Available at: https://digitalcommons.calpoly.edu/theses/978
Date of Award
MS in Polymers and Coatings
Chemistry & Biochemistry
Philip J. Costanzo
The goal of this thesis was to design thermally responsive polyol resins that would be compatible with isocyanates. Two approaches were made to reach this goal, the first involved functionalizing soybean oil and the second involved post-polymerization modification of a methacrylate based resin.
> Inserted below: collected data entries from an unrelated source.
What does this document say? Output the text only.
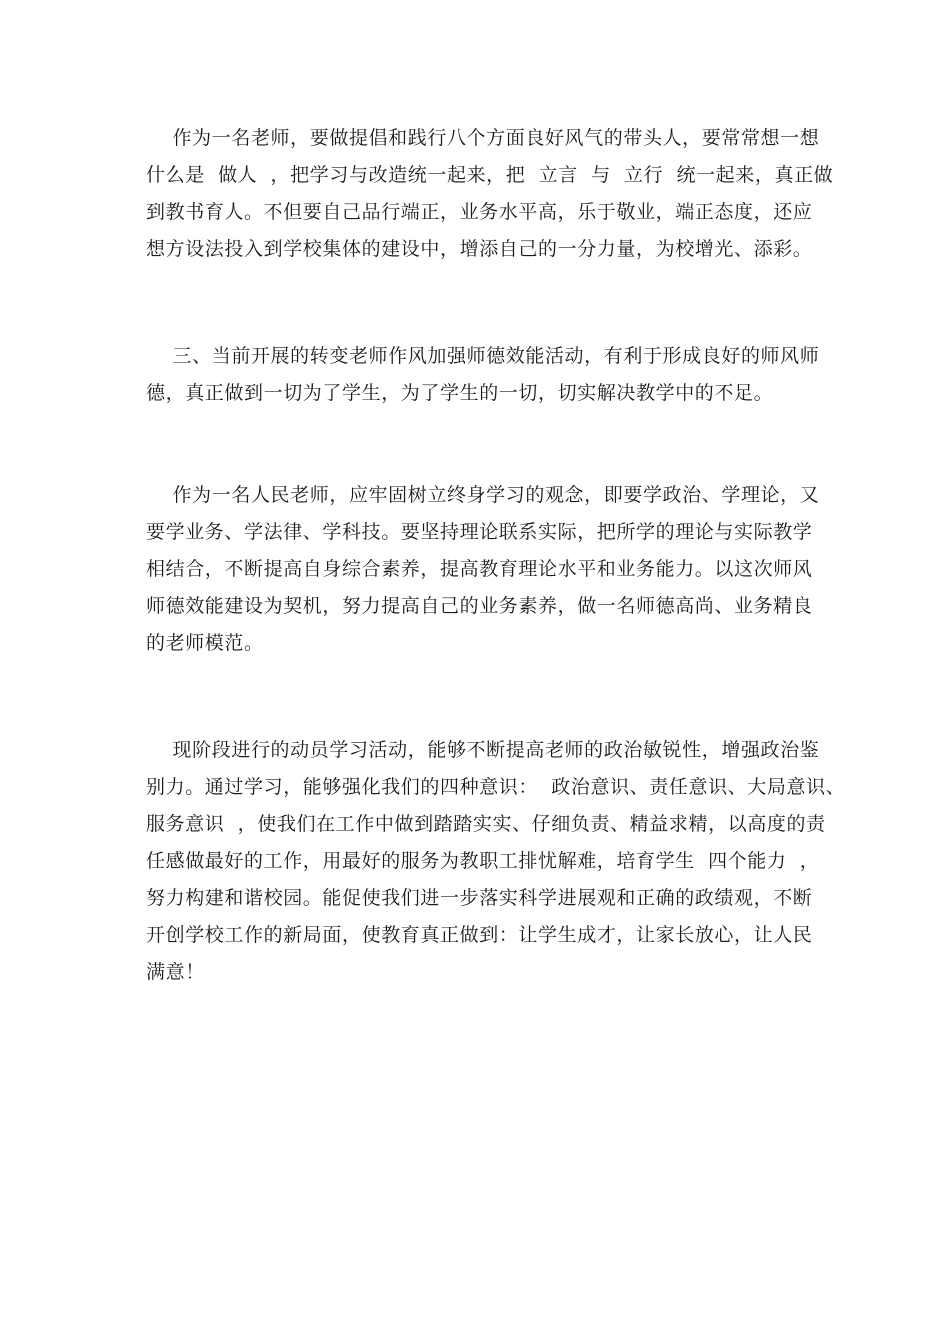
作为一名老师，要做提倡和践行八个方面良好风气的带头人，要常常想一想
什么是  做人  ，把学习与改造统一起来，把  立言  与  立行  统一起来，真正做
到教书育人。不但要自己品行端正，业务水平高，乐于敬业，端正态度，还应
想方设法投入到学校集体的建设中，增添自己的一分力量，为校增光、添彩。
三、当前开展的转变老师作风加强师德效能活动，有利于形成良好的师风师
德，真正做到一切为了学生，为了学生的一切，切实解决教学中的不足。
作为一名人民老师，应牢固树立终身学习的观念，即要学政治、学理论，又
要学业务、学法律、学科技。要坚持理论联系实际，把所学的理论与实际教学
相结合，不断提高自身综合素养，提高教育理论水平和业务能力。以这次师风
师德效能建设为契机，努力提高自己的业务素养，做一名师德高尚、业务精良
的老师模范。
现阶段进行的动员学习活动，能够不断提高老师的政治敏锐性，增强政治鉴
别力。通过学习，能够强化我们的四种意识：  政治意识、责任意识、大局意识、
服务意识  ，使我们在工作中做到踏踏实实、仔细负责、精益求精，以高度的责
任感做最好的工作，用最好的服务为教职工排忧解难，培育学生  四个能力  ，
努力构建和谐校园。能促使我们进一步落实科学进展观和正确的政绩观，不断
开创学校工作的新局面，使教育真正做到：让学生成才，让家长放心，让人民
满意！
A soybean based coating with thermally responsive Diels-Alder linkages has been prepared following an automotive two-component formulation. The resulting coatings displayed the capability to be healed following physical deformation by a thermal stimulus, and such a material has significant potential for end users. Various curing agents were employed, and resulted in variation of scratch resistance and re-healablity. Different thermally responsive soybean resins were synthesized to have varying amounts of reversible and nonreversible linkages when incorporated into the coating.
Additionally, different isocyanates were added at differing ratios of NCO:OH in search of the optimum coating. It was found through the analysis of re-healabilty, hardness, gloss, and adhesion that the optimal combination was an acetylated resin (no irreversible crosslinks) with 54% reversible Diels Alder linkages at an NCO:OH ratio of 5:1 using isophorone diiscocyanate. Materials were evaluated via differential scanning calorimetry (DSC), scratch resistance, Koenig hardness, gloss measurements, and topographical analysis.
In the second project, copolymerization of methyl methacrylate and 2-isocyanatoethyl methacrylate via free radical polymerization was done to synthesize a polymer with pendant isocyanates. The isocyanate was used as a chemical handle to incorporate Diels-Alder linkages into the PMMA resin. The PMMA resin with Diels-Alder linkages was successfully synthesized and incorporated into a polyurethane gel as proven via 1H NMR and IR. The gel showed thermal reversibility at 120°C due to retro-DA reaction via DSC as well as thermally reversible bulk properties.